I have a sprained ankle. Why? Because I am weak like my father. My dad claims to be weak but obtained sharp shooter status in the Army, and I have seen him do a handstand and forward flip and stick the landing, so I believe he is lying. Still, I like to say I am weak like my father when I fail to meet up to my female relatives’ strengths and abilities.
To wit: one of my cousins runs marathons, one builds houses, one hunts deer—with a bow—and cans her kill. All have full-time jobs and kids, some of which have been raised to adulthood already. I like to sit on the sofa with a bag of chips and read a book. Paper, not e-books. E-readers hurt my eyes.

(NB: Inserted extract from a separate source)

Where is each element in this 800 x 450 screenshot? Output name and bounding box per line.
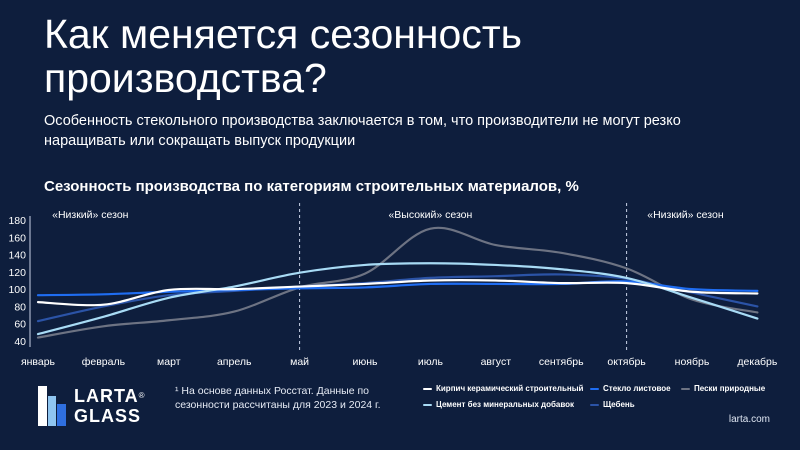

So no one was surprised to hear I sprained my ankle falling off the driveway. Specifically, carrying a tub of dirt while gardening because I have declared it Spring in the mountains even though it snowed yesterday, I misstepped and caught half my foot on the driveway and the other half in a lawn divot (I blame the dog for this). Fortunately I did not drop the tub of dirt onto my injured foot when the pain struck or I’m certain I would be in traction for weeks. As it was, I cursed, saw stars, and hobbled around the driveway in a circle like a chicken with its head and one leg cut off, not necessarily in that order.
Then I called on my total bad ass husband (PTST) to bring me a bag of ice so I didn’t have to drag my fat ass and muddy shoes through the house to get it. (My husband, although a total bad ass, is weak by default of being born a city-dweller. I have no such excuse.) He immediately requested I go to the ER to have my ankle checked, especially after I advised him it was the same ankle I had broken and sprained in the past. Apparently somewhere deep inside me I have a little mountain strength (read: stubbornness) because I absolutely refused, even though by this point the ankle was swollen and discolored and walking was a relative term for me.
My treatment of choice was to sit on the sofa with a bag of chips and a book and ice on my foot and whine about it. This worked out great–at least for me, husband not so much—for one day. Then I realized that we have a vacation scheduled in six weeks. And no one wants to be on vacation with a leg cast or crutches, so off to the ER we went to get confirmation that the ankle was not broken and no cast was required.
Here’s a good medical advancement in the last twenty years: no more restrictions for a sprained ankle. Just keep it elevated and iced as much as possible and go about your business. And would you like to know why there are no restrictions? Because it hurts like a motherfucker to put weight on a sprained ankle.
So now I am diagnosed and hobbled, smack dab in the middle of mulching season. My guess is that Jesus did this on purpose because He saw me try to resume my running routine earlier in the week and knew that my fat, weak ass would end up in a ditch or the cardiac care unit if something wasn’t done to stop me. So I am trying really hard not to make Jesus cry by overdoing while I recover, but it is not easy. Side note: it is a mystery to me how I can be both weak and an overdoer.
Each Walmart trip begins and ends with flowers crying out to me to take them home and plant them, along with replacement tomato and pepper plants for my seedlings that I killed. Yes, I have learned that gardening is also an area in which I am weak. The Topsy Turvy planter sits empty in the yard, yelling for me to hang the growing bags filled with strawberries. The deer buffet wants some tasty pansies added for color and flavor. So much fun gardening to be done; I can’t wait to put away this computer and get out there.
Wait a minute… What is that shooting pain in my leg? Oh yeah, maybe I’ll just sit here and eat some more chips. Where my reading glasses???